3.1 The mRNA and protein expression of AJUBA and YAP1 in Glioma (Bioinformatics analysis )
We first used Oncomine database to analyze the transcriptional levels of AJUBA in various cancer types and corresponding normal tissues(Fig 1). The result shows that there are a total of 300, 436 unique analyses for AJUBA and YAP1 respectively. In tumor tissues,AJUBA was significantly increased in 30 datasets and 7 datasets showed an reduced level.Additionally, higher expression of AJUBA were observed in in tumor tissues, especially in brain and CNS, colorectal,gastric,cervical,leukemia, esophageal,head and neck cancers. Compared to normal tissues,YAP1 showed elevated mRNA levels in tumor tissues, especially in brain and CNS, colorectal,gastric,lymphoma,pancreatic cancers.YAP1 was significantly increased in 22 datasets and 7 datasets showed an reduced level.
Oncomine analysis results showed that AJUBA mRNA level was significantly elevated in glioma.The transcription levels of AJUBA were significantly higher in Glioma in five datasets. AJUBA was upregulated in Glioblastoma in Sun brain42, Murat Brain43 and Liang Brain dataset44 and upregulated in LGG in Sun brain42,French Brain45 and TCGA Brain 2 dataset. The stypes of LGG are mainly included in Anaplastic Oligodendroglioma,Oligodendroglioma,Anaplastic Astrocytoma,Diffuse Astrocytoma. However,The transcription levels of YAP1 also were significantly higher in Glioma in five datasets.YAP mRNA level was elevated in glioblastoma in Sun brain42, Murat Brain43,Bredel Brain 246 and TCGA Brain datasets.
Further, Meanhile,Bredel Brain 2 and TCGA Brain 2 datasets showed elevated levels in Anaplastic Oligoastrocytoma,Oligoastrocytoma and Astrocytoma in LGG. According to TCGA Brain datasets, YAP1 was upregulated in Oligodendroglioma ,Astrocytoma and Glioblastoma as compared with normal brain tissues. Conversely, YAP1 was greatly downregulated in two analyses of French Brain dataset45 and one analyses of Liang brain dataset.All the results with corresponding p-values for statistical significance are summarized in Fig 1 and Table 1.
We also compared the transcription levels of AJUBA and YAP1 between glioma and normal tissues by using GEPIA(Fig. 2 A-B). We found that AJUBA was upregulated in tumor tissues, while AJUBA mRNA levels was significantly upregulated in GBM. The YAP1 was upregulated in tumor tissues, while YAP1 mRNA levels also was significantly upregulated in GBM.In addition, the relationship between the mRNA levels of AJUBA and YAP1 and the tumor suvival and stages of glioma were analyzed. The results revealed that AJUBA and YAP1 expressions were associated with the tumor suvival and stage (Fig. 2 C-D)

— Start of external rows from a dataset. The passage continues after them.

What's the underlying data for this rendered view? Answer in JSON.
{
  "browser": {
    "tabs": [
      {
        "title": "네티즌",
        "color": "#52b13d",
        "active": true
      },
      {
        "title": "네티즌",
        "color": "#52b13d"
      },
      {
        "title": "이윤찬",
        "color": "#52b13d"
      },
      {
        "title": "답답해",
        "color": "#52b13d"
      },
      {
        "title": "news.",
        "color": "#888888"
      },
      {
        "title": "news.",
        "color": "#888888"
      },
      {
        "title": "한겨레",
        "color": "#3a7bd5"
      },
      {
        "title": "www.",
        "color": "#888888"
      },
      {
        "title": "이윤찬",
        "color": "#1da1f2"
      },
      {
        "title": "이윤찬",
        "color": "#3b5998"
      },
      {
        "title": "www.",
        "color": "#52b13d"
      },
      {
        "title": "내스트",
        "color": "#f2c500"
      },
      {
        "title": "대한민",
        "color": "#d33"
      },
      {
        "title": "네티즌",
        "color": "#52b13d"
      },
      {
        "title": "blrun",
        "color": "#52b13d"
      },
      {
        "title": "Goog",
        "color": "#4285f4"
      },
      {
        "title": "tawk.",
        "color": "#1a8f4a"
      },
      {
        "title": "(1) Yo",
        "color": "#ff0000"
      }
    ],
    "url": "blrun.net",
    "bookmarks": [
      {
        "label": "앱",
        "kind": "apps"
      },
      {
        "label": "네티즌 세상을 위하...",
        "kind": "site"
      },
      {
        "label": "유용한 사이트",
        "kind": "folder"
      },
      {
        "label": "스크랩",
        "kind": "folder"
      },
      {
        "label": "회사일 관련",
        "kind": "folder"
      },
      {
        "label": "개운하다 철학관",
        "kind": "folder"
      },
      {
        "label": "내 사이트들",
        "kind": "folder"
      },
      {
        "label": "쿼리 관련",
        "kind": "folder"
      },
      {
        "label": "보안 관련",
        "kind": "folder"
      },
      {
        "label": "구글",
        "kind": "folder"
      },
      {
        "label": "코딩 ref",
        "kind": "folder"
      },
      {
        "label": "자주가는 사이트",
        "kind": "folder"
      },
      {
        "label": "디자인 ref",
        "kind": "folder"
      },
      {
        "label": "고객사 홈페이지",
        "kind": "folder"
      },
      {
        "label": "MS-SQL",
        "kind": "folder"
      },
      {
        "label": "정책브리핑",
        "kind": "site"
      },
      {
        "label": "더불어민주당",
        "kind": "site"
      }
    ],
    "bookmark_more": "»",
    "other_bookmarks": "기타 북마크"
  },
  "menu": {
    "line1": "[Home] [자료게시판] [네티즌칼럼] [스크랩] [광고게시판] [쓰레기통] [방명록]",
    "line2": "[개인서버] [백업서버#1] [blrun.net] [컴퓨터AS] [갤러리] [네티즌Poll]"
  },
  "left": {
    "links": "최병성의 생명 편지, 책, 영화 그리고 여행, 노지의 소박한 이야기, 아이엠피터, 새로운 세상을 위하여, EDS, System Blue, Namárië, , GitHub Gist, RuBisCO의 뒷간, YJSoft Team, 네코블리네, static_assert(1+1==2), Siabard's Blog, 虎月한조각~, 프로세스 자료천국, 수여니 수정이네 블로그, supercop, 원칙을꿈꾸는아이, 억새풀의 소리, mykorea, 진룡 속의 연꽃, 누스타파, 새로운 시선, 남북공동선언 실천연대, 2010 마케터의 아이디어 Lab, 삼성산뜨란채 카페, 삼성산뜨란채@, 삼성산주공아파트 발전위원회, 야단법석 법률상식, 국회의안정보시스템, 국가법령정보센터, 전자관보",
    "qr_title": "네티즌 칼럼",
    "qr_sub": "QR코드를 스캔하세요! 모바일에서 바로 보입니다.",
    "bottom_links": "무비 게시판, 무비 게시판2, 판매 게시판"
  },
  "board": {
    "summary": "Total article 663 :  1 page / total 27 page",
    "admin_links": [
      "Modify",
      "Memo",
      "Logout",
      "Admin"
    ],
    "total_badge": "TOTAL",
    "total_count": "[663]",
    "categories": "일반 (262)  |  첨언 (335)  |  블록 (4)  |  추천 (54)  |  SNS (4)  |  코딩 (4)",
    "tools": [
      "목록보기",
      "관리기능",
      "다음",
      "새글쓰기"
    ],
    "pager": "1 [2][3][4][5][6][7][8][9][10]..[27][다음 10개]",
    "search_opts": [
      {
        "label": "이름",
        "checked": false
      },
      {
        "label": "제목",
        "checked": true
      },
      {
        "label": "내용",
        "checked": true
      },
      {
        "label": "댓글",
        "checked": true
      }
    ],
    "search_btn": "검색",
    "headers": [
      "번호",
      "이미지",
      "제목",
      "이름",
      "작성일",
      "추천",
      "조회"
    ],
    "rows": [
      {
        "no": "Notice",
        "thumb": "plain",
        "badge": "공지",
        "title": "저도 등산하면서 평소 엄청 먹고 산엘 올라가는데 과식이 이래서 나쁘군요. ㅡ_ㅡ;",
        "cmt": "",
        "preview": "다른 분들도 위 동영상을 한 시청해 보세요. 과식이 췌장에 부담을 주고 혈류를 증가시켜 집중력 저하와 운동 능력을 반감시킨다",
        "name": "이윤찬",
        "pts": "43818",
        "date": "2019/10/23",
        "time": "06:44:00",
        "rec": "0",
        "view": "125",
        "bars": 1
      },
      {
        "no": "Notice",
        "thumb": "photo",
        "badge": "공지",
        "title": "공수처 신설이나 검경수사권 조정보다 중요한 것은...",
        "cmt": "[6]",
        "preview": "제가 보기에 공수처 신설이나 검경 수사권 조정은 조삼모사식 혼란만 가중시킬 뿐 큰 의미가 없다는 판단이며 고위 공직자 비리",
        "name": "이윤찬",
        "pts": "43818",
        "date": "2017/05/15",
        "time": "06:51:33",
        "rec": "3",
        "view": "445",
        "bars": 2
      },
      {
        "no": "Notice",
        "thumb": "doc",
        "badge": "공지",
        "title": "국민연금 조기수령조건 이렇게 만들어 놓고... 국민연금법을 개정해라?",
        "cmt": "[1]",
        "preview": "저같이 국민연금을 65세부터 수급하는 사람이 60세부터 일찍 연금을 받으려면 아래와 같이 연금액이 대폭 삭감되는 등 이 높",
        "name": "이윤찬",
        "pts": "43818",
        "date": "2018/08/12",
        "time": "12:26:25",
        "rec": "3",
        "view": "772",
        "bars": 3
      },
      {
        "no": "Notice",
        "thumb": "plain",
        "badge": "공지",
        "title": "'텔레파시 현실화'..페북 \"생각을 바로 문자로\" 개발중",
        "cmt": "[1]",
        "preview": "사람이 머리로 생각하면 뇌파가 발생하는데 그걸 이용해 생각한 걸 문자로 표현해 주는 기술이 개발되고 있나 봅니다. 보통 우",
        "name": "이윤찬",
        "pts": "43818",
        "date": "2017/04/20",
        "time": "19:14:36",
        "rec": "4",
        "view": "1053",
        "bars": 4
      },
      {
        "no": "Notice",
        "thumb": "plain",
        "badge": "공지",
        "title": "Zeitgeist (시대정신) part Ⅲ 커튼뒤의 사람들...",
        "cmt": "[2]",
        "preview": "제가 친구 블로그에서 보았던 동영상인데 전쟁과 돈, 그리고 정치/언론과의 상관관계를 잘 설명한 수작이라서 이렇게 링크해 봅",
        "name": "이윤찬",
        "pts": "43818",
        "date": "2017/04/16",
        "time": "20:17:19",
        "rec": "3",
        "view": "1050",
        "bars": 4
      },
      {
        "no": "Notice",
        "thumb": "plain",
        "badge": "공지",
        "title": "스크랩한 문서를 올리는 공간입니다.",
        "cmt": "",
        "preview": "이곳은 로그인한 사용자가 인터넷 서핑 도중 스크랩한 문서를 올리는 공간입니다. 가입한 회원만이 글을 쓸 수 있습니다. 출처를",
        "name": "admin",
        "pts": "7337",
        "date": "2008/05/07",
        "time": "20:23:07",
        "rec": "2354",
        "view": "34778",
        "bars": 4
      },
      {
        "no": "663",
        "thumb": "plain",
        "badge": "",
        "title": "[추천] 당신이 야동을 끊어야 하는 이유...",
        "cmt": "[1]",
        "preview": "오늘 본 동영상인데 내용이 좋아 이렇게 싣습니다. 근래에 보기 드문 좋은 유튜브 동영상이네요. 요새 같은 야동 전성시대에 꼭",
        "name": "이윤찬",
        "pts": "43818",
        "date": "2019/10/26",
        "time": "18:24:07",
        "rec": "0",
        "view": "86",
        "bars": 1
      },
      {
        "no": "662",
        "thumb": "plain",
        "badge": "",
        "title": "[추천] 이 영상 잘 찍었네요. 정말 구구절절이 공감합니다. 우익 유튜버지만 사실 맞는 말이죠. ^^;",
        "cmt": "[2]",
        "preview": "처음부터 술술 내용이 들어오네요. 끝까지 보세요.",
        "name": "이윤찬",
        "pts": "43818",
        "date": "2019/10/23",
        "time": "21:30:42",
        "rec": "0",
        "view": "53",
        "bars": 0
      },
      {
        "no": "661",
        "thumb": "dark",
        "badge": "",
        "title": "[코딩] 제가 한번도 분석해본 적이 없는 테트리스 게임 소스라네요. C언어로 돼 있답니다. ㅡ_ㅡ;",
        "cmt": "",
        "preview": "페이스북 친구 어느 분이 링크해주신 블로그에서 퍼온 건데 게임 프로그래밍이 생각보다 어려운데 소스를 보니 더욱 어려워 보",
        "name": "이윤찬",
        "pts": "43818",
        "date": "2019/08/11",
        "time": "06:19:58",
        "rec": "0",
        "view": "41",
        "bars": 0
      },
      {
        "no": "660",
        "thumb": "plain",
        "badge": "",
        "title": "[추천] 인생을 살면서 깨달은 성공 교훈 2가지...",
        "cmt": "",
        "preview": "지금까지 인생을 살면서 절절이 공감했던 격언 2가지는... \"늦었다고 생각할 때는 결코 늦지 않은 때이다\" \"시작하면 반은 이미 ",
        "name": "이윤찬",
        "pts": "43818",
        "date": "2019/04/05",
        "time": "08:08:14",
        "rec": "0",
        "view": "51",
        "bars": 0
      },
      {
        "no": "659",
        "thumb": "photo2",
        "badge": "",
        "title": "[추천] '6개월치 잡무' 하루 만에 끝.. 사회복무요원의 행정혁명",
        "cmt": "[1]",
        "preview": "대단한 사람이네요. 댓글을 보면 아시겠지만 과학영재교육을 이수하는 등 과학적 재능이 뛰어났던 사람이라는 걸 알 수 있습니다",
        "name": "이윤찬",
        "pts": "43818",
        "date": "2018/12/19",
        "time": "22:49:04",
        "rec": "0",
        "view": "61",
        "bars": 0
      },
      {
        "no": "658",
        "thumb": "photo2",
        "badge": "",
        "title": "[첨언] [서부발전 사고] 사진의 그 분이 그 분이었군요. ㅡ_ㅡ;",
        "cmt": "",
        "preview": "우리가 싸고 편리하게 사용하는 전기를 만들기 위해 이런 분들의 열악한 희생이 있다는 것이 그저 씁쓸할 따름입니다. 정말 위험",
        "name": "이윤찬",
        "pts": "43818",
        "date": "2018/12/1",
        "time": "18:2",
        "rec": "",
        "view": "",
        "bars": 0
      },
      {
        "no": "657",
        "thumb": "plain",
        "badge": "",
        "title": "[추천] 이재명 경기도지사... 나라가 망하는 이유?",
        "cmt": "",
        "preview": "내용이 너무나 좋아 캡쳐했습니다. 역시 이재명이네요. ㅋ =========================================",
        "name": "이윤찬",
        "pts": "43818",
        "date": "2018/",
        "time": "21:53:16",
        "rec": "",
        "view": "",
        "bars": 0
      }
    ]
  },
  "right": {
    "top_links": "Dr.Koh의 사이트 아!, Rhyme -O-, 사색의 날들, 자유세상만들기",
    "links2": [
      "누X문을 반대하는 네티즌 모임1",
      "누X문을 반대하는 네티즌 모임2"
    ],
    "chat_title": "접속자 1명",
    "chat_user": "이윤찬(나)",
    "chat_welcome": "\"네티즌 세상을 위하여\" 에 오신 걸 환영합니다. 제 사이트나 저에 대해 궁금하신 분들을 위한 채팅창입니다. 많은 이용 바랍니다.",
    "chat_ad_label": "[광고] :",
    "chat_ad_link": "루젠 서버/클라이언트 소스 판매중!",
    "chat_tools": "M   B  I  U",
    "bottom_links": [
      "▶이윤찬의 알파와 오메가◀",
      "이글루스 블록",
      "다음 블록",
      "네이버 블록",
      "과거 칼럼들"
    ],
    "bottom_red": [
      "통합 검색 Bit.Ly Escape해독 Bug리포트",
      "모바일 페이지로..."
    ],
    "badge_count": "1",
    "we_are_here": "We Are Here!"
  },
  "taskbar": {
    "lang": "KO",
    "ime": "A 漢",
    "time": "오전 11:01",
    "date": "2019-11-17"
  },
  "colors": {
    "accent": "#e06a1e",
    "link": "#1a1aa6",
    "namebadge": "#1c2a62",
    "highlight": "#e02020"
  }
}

To further explore the AJUBA protein expression in glioma, we analyzed Immunohistochemistry staining images from the HPA(Fig. 3). The result showed that not expressions of AJUBA were observed in LGG tissues, while high protein expressions of them were observed in HGG. YAP1 proteins were not expressed or low expressed in LGG , while medium protein expressions of YAP1 were expressed in HGG. In conclusion, we found that the proteins expression of AJUBA and YAP1 in HGG were higher than that in LGG.
KEGG pathway enrichment analysis was employed to obtain a comprehensive understanding of the target proteins in the Hippo signaling pathway. The results showed that AJUBA promoted the translocation of YAP1 to the nucleus by dephosphorylation, where it induced the expression of TEAD and Smad1/4 activated (Fig. 4). Therefore,AJUBA and YAP1 were vital proteins of the Hippo signaling pathway in glioma according to the bioinformatics analysis.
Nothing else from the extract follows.